Dalam dunia sains, model atom merupakan representasi teoritis yang menjelaskan struktur dan perilaku atom. Hal ini penting karena atom merupakan penyusun dasar materi yang berinteraksi dan bereaksi untuk membentuk molekul dan senyawa. Salah satu topik menarik dalam kimia dan fisika adalah mempelajari model atom yang berbeda yang telah diusulkan oleh ilmuwan. Dalam artikel ini, kita akan mempelajari tentang dua model atom yang populer, yaitu Model Atom Bohr dan Model Atom Rutherford, serta membahas perbedaan utama di antara keduanya.
Model Atom Rutherford
Model Atom Rutherford, dikenal juga sebagai Model Planetarium atau Model Sistem Surya, pertama kali dikembangkan pada tahun 1911 oleh Ernest Rutherford, seorang fisikawan Selandia Baru. Model ini terbentuk berdasarkan hasil eksperimen Rutherford yang menyimpulkan bahwa atom memiliki inti yang kecil dengan muatan positif dan sebagian besar massa terkonsentrasi di dalamnya.

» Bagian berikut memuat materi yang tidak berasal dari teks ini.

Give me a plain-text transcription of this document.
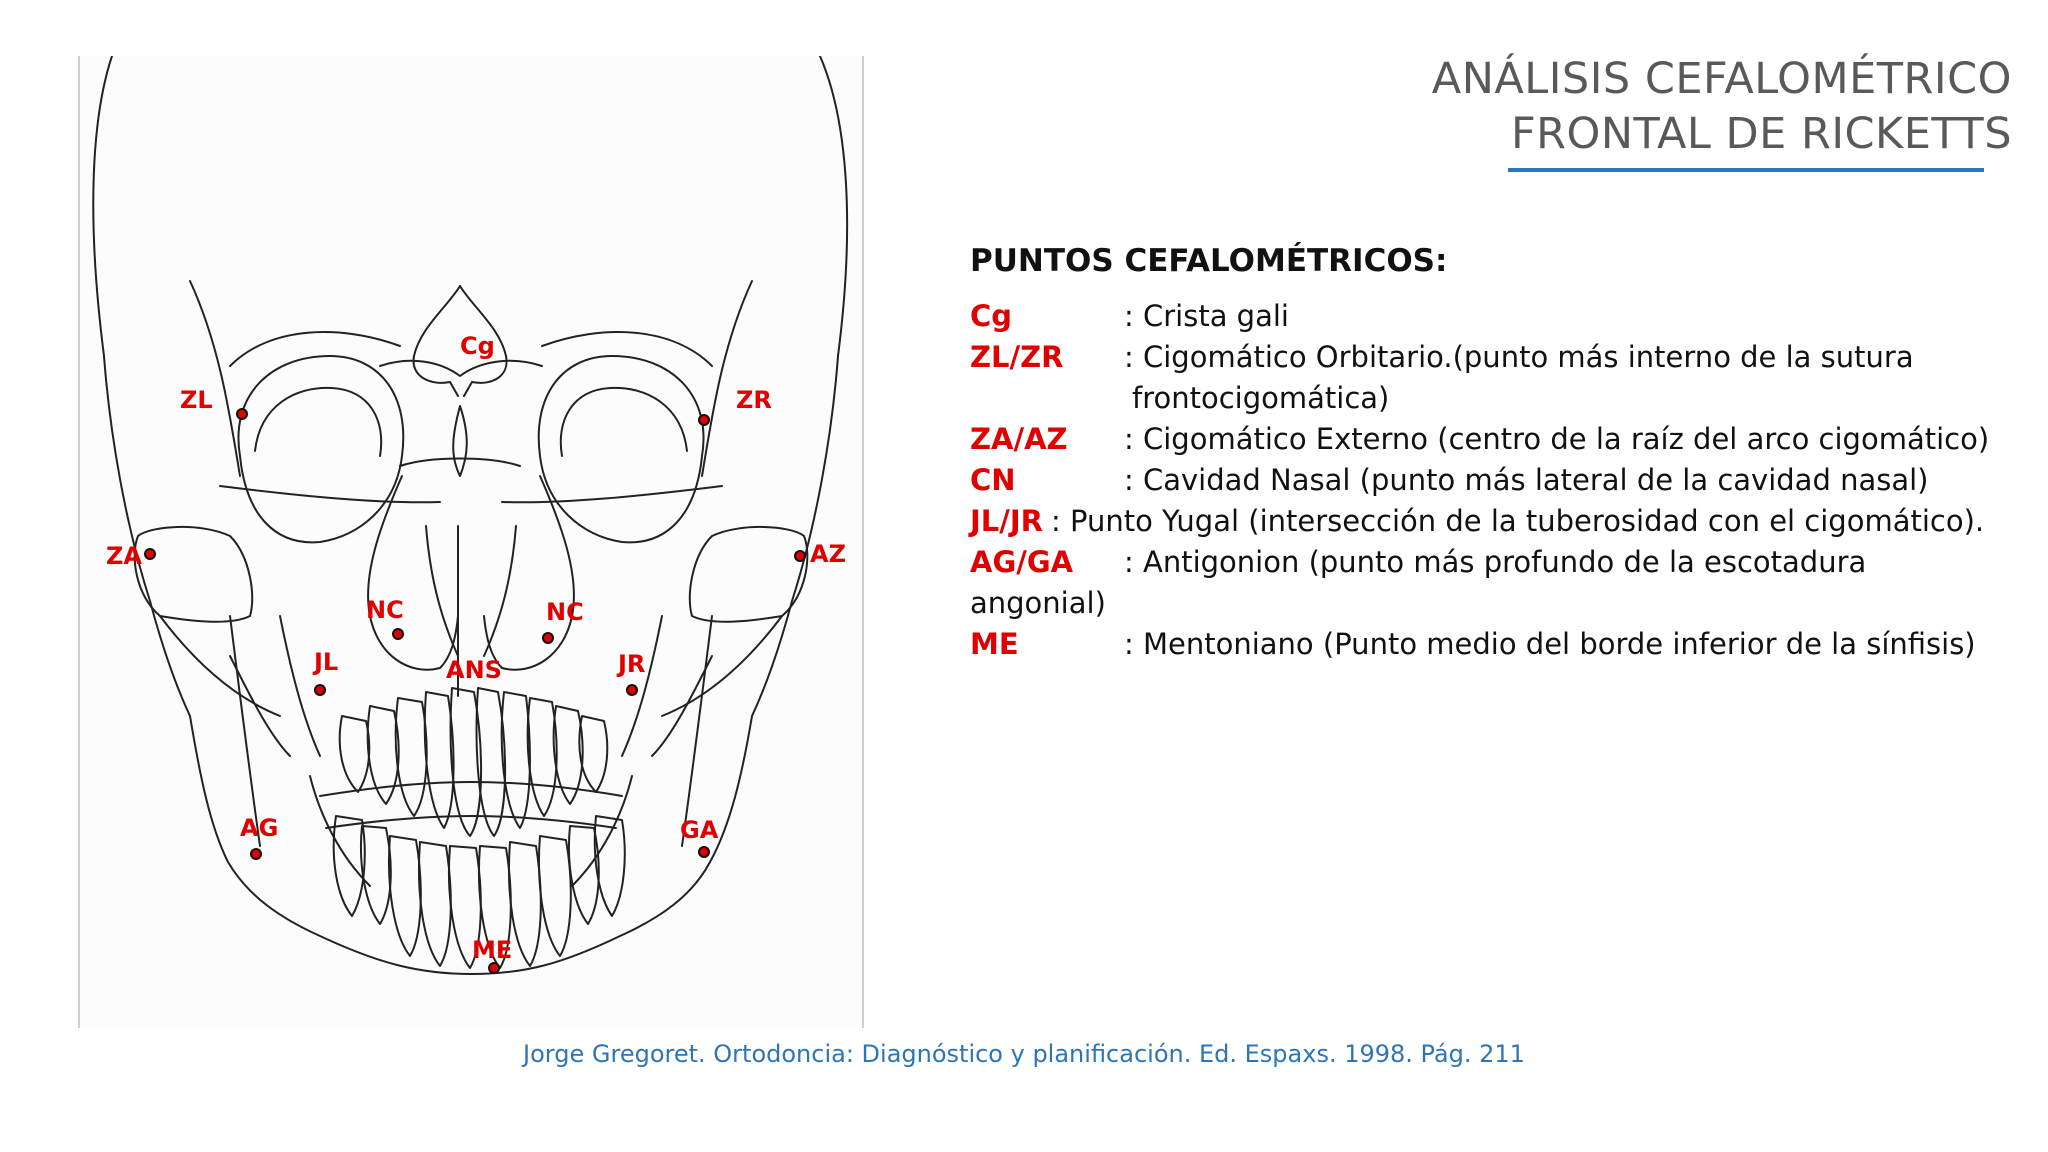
ANÁLISIS CEFALOMÉTRICO
FRONTAL DE RICKETTS
Cg
ZL	ZR
ZA	AZ
NC	NC
JL	JR
ANS
AG	GA
ME
PUNTOS CEFALOMÉTRICOS:
Cg	: Crista gali
ZL/ZR : Cigomático Orbitario.(punto más interno de la sutura
frontocigomática)
ZA/AZ : Cigomático Externo (centro de la raíz del arco cigomático)
CN	: Cavidad Nasal (punto más lateral de la cavidad nasal)
JL/JR : Punto Yugal (intersección de la tuberosidad con el cigomático).
AG/GA : Antigonion (punto más profundo de la escotadura angonial)
ME	: Mentoniano (Punto medio del borde inferior de la sínfisis)
Jorge Gregoret. Ortodoncia: Diagnóstico y planificación. Ed. Espaxs. 1998. Pág. 211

Model ini menjelaskan bahwa elektron bergerak mengelilingi inti dalam orbit yang mirip dengan sistem planet dalam tata surya. Walaupun model ini lebih baik daripada model sebelumnya, yaitu Model Atom Thomson, model ini masih memiliki beberapa kelemahan.
Model Atom Bohr
Model Atom Bohr, yang dikembangkan oleh Niels Bohr pada tahun 1913, merupakan pengembangan lebih lanjut dari Model Atom Rutherford. Model ini masih mengakui konsep inti atom dan elektron yang mengelilinginya, namun Bohr mengusulkan bahwa elektron hanya dapat menghuni orbit dengan energi tertentu yang diskrit, yang disebut tingkat energi atau kulit. Bukan sembarang orbit yang diperbolehkan, hanya orbit-orbit yang memenuhi persyaratan kuantisasi yang dikenal sebagai “bilangan kuantum”. Model ini mengatasi masalah dalam model Rutherford, di mana elektron yang mengelilingi inti dalam waktu yang tak terbatas akan kehilangan energi dan akhirnya jatuh ke inti.
Perbedaan Model Atom Bohr dengan Model Atom Rutherford
Ada beberapa perbedaan kunci antara Model Atom Bohr dan Model Atom Rutherford yang mencakup konsep dasar dan penjelasan perilaku elektron. Berikut adalah beberapa perbedaan utama antara keduanya:
- Konsep orbit atau energi: Model Rutherford menyatakan bahwa elektron mengelilingi inti dalam orbit yang serupa dengan orbit planet mengelilingi matahari, tanpa pembatasan spesifik. Model Atom Bohr, sebaliknya, menjelaskan bahwa elektron dapat mengelilingi inti dalam orbit yang memiliki energi khusus yang diskrit, yang disebut tingkat energi atau kulit.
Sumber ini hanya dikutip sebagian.